Gli unici ricordi della guerra sono i rumori delle bombe che deflagravano a terra e io rifugiato in cantina usando come scudo i corpi di mia madre e della zia. Poi ricordo una pattuglia di americani che aveva portato una confezione di bottiglie di Coca-Cola in regalo; nessuno in casa poté però bere quelle bottiglie per almeno un anno per non consumarle. Solo in estate decisero di bere la Coca-Cola, ma essendo calda ed estremamente gassata, buttarono via le rimanenti bottiglie, sentenziando con stupore: “Ma che cosa bevono questi americani???!!!”
Ricordo che le notizie arrivavano tutte attraverso la radio, una radio in radica attorno alla quale si radunavano le famiglie per ascoltare le poche notizie che pervenivano dal mondo esterno. Il cibo scarseggiava: latte, pane, farina gialla, olio, zucchero e un po’ di carne erano forniti solo grazie a tessere annonarie che permettevano di ritirarne settimanalmente una esigua razione.
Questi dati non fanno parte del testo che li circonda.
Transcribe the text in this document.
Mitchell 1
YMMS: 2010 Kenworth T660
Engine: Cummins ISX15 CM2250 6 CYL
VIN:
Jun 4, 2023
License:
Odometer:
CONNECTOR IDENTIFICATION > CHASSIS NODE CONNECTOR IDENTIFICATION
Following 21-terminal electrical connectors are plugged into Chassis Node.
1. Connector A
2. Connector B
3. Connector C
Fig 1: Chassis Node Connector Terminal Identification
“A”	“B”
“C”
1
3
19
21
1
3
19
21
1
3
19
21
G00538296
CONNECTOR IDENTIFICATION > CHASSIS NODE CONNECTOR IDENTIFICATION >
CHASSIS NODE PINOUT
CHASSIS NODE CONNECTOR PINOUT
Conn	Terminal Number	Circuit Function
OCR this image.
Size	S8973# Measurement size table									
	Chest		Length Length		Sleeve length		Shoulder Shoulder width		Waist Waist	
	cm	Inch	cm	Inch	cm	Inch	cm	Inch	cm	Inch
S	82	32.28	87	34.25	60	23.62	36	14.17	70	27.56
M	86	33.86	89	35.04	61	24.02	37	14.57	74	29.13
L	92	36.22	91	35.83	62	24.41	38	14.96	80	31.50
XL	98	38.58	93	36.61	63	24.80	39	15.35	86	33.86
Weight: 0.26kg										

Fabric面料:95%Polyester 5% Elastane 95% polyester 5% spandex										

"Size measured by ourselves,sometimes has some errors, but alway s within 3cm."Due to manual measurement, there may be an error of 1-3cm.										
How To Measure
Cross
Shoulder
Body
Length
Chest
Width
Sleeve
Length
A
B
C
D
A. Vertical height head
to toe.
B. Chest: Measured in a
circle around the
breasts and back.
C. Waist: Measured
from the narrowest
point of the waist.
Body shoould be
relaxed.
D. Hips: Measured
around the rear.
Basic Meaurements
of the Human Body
Ricordo che mangiavamo le “SCIAPELLE” (in dialetto reggiano) che era buccia della mela messa sulla stufa.
Ricordo i pezzi di “focaccia” che si ottenevano dai raspi, residui della spremitura dell’uva, pressati in formelle alte 5-6 cm. Tagliati a pezzi, ad opera solitamente dei bambini, venivano messi nella stufa per scaldare e cucinare con quella che era l’unica fonte di calore della casa.
In inverno poi, dentro alle damigiane di vino, veniva messa una mistura di acqua e calce dentro alle quale si conservavano le uova.